You could classify this as mega-floral:   a giant, complex bouquet of decadent floral notes (orange blossom, ylang-ylang, powdery iris and jasmine), all tied up with a glittering gold bow.  It almost fizzes, actually.  Shy and retiring it is not.  If you want to sneak into the back of a party unseen, hang out demurely in  the equivalent of Siberia and comfort-eat the vol au vents as they emerge from the kitchen, don’t wear 24, Faubourg.

Funnily enough, 24, Faubourg has always seemed more of an 80s than a 90s scent, in my book.  Powerful.  Imperious, even.  A padded shoulder, in a bottle – at first powerful spritz, anyway.   Allegedly, it was the late Princess of Wales’s signature scent, which makes sense:  all those power suits and ballgowns and teetering Manolos would have been accessorised perfectly by 24, Faubourg.  I can imagine Diana spritzing it on – a liquid confidence boost – last thing before she headed out of the Palace door to a bullet-proof limo purring outside.  (Though in the end, bullet-proof-ness wasn’t what mattered, was it…?)

Despite its boldness, I find 24, Faubourg perfectly balanced throughout all its phases.  After a while, it becomes resinous and spicy, with an amber/ambergris softness that keeps on pumping.
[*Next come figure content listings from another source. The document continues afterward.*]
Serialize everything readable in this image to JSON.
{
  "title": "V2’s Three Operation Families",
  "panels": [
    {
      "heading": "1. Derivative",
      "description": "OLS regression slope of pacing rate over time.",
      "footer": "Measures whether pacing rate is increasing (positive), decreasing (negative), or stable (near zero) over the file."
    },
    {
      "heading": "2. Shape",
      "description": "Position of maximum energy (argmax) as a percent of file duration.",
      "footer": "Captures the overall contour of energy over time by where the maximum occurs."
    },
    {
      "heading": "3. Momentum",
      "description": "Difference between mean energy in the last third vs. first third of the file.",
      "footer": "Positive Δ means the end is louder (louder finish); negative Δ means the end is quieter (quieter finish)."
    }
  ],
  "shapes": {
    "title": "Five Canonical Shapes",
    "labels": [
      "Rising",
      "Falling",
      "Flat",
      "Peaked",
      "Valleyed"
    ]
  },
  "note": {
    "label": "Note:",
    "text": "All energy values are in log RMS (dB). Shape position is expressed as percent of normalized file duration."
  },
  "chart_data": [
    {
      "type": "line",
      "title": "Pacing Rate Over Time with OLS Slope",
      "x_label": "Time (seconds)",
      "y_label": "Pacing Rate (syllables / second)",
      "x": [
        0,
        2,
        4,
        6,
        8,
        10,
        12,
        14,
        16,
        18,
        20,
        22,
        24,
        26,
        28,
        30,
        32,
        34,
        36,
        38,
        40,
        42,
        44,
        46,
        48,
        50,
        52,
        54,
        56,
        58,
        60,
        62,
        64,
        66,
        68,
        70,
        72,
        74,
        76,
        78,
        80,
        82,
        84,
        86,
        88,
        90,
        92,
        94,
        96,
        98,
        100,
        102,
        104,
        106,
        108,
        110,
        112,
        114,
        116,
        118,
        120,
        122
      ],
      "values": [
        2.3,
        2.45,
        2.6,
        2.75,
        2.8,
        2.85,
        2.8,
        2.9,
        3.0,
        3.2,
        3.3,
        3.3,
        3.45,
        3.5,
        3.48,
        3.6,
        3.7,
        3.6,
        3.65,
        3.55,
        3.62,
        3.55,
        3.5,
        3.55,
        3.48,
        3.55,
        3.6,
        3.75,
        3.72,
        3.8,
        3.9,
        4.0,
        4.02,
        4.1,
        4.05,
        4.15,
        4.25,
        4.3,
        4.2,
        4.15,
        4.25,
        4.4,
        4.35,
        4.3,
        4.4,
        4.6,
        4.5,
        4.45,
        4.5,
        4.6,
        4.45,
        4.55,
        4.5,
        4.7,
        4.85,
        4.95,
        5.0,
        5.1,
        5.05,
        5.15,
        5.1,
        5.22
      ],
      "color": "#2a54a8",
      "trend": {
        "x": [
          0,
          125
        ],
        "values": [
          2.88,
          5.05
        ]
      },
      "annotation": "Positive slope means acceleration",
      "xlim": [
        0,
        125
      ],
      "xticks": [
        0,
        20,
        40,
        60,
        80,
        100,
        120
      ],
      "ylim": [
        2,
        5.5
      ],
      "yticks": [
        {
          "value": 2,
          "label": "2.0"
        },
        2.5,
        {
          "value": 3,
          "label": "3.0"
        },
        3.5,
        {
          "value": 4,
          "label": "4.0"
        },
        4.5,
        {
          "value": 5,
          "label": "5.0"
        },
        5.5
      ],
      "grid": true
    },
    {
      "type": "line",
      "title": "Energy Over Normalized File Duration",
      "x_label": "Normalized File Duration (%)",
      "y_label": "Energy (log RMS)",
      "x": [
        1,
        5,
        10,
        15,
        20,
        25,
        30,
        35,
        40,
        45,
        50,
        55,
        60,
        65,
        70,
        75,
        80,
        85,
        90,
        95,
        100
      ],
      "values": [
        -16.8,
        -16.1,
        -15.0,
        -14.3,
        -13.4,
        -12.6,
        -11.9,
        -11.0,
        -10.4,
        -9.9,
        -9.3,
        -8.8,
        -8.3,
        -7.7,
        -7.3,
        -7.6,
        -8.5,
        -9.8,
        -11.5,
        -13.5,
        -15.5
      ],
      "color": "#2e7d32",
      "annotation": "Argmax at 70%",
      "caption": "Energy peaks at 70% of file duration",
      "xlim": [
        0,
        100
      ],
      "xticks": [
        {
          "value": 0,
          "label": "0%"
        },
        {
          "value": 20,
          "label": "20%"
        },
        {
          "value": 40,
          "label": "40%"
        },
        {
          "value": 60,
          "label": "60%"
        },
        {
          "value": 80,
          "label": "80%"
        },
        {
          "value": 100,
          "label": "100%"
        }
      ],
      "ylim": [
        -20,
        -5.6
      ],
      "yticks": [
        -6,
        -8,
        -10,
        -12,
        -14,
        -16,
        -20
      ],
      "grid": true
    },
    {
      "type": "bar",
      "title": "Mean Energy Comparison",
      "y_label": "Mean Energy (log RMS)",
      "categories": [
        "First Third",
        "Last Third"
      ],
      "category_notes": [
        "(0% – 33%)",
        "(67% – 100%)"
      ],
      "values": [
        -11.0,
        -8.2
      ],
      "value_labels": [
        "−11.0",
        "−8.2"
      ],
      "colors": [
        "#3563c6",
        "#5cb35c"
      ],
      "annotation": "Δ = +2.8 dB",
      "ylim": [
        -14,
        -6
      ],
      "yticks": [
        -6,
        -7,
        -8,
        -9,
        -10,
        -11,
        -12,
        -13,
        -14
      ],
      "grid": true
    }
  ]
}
Unsurprisingly, there’s a leather note that sweeps in, too, as 24, Faubourg is skin-mellowed.  (Entirely appropriate for a fragrance house with its roots in saddlery.  Note:  this perfume gets its name from the address of Hermès’s flagship store, so was always destined to be a Very Important Perfume, to them.)

Now, I’d be being economical with the truth if I didn’t admit it goes the teensiest bit sour on my skin after eight hours or so – a little ‘off’, a shade musty.  But by then, the party’s well and truly over and you’re onto the Alka Seltzer, so it doesn’t impinge in the least on 24, Faubourg’s party-perfect pleasure factor.  (Besides, that’s just my own personal body chemistry:  I always used to give this to my stepmother, for Christmas, and it smelled wonderful on her as it foxtrotted smoothly from first zoosh to last whisper – or from marmalade on toast on Christmas morning right through to the final kiss on both cheeks before bedtime.)
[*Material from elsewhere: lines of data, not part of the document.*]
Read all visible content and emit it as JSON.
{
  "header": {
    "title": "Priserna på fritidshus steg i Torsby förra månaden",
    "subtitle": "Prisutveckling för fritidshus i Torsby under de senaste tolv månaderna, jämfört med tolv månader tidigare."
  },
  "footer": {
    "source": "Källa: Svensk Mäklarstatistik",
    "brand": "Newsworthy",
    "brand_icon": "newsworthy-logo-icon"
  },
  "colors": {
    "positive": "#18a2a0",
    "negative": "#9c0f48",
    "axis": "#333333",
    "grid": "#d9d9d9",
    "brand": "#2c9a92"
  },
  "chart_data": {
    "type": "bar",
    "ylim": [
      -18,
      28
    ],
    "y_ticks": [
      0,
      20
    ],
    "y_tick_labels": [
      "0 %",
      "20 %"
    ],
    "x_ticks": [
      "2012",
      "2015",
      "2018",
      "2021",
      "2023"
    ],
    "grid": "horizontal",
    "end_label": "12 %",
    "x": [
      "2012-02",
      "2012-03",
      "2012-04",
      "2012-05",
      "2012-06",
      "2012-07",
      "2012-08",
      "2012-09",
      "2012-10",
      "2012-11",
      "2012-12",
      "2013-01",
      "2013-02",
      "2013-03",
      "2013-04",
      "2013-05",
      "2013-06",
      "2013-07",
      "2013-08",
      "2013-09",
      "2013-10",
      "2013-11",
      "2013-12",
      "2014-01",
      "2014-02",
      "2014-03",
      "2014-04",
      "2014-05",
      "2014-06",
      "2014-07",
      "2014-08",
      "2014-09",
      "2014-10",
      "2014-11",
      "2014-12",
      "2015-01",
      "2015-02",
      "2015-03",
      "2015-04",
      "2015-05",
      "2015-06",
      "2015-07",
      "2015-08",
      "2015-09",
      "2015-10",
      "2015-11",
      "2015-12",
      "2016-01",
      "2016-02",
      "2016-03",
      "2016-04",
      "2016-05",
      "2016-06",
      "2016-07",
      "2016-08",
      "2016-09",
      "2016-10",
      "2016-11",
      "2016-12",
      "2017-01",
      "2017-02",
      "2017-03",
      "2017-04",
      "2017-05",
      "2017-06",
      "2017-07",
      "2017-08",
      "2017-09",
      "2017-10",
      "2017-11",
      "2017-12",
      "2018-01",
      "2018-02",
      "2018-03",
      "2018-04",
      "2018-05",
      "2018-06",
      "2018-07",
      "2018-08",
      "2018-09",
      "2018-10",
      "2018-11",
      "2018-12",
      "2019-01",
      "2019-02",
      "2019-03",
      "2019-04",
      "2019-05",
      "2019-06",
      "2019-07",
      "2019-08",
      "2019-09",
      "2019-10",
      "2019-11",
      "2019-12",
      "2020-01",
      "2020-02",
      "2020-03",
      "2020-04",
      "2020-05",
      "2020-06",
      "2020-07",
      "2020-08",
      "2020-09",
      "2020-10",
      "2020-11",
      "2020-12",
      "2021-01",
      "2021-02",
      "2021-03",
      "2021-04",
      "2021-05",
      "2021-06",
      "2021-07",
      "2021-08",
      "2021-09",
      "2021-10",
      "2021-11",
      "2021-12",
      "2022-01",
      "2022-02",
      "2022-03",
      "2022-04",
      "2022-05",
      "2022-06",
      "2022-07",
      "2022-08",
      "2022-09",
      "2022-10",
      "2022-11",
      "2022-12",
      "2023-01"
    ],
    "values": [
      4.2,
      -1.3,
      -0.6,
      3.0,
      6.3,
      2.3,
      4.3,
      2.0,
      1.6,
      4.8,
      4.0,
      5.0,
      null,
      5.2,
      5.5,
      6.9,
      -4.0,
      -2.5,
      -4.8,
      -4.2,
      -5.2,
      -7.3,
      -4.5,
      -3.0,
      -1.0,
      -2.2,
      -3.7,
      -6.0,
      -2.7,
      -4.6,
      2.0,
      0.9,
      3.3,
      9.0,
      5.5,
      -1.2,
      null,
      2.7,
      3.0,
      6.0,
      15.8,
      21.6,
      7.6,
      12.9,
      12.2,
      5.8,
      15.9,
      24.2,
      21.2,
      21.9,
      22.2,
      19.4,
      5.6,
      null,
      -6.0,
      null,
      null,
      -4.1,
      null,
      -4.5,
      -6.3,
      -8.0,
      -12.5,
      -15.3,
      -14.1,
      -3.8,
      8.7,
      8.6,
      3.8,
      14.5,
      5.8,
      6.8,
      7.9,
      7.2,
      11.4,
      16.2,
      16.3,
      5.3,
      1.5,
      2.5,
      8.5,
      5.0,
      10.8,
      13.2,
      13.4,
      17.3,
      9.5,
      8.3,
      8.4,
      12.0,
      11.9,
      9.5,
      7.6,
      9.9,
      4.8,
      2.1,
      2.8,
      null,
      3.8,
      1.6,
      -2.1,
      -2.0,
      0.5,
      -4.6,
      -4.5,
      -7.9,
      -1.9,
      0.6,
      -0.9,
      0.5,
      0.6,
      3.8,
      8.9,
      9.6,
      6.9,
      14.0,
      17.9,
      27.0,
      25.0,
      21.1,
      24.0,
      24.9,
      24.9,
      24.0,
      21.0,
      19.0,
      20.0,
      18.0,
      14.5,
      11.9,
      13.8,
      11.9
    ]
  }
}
The bottle’s inspired by an Hermès scarf:  the same shape, with a swirly pattern.  And this blog posting inspired me to riffle through my drawers to rediscover my own very 80s/early 90s precious collection of Hermès scarves, including the ‘perfume bottle’ edition photographed as a backdrop here.  As we all know, in fashion, what goes around comes around.  And it’s true in scent, too.  Extravagant florals haven’t been in favour for a while – and nor have silk scarves.  But with the opening of an Hermès scarf pop-up shop in Notting Hill recently – it’s on Ledbury Road until 23rd December, if you can catch it – it’s probably time to move my scarves from the bottom drawer and start experimenting with them again – in the funkier, joyful, almost iconoclastic way demo-ed on Hermès’s www.jaimemoncarre.com website.  (Think:  bandanas with motorcycle leathers, looped through the waistline of jeans, or origami-ed into a kind of boob tube.)  Ditto 24 Faubourg:  suddenly, a v-e-e-e-r-y French floral feels right again now, with the prospect of a whole raft of exuberant flower-fuelled scents on the spring launch horizon.
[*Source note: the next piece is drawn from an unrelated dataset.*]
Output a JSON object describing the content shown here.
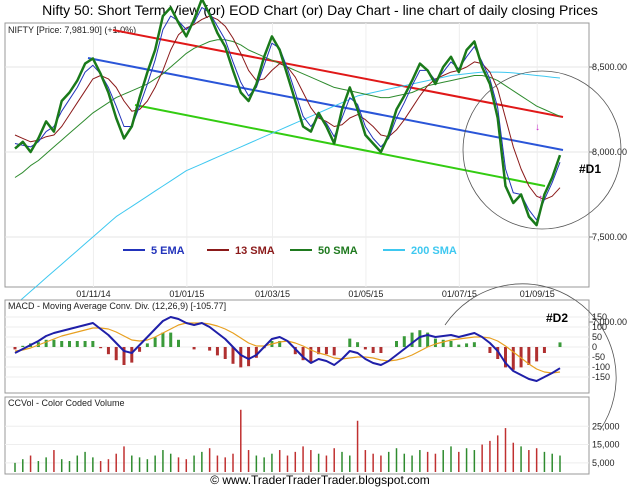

But the whole scarf reinvention thing has me thinking:  24, Faubourg probably deserves to be taken off its pedestal, extracted from the bejewelled evening bag and taken out to play.  Worn not just with a nifty little tailored evening suit and some high heels, but maybe with jeans.  Or a very, very short skirt.  Led astray a bit, to discover its naughty, sassy side.  Bounced around a bit on the Parisian cobbles by a ride on the back of a Harley-Davidson, perhaps, and given a tequila slammer or two.  (Or three or four, since in my experience there’s no such thing as one or two tequila slammers.)

That might give your typical 24, Faubourg-wearing, 1er Arrondissement madame – with her scarf knotted neatly and classically through the handle of her Kelly or her Birkin – the vapours.  But The Scent Critic says:  tant pis, if it means breathing new life into a classic.  (And besides, then her slightly wayward daughter could enjoy it, too.)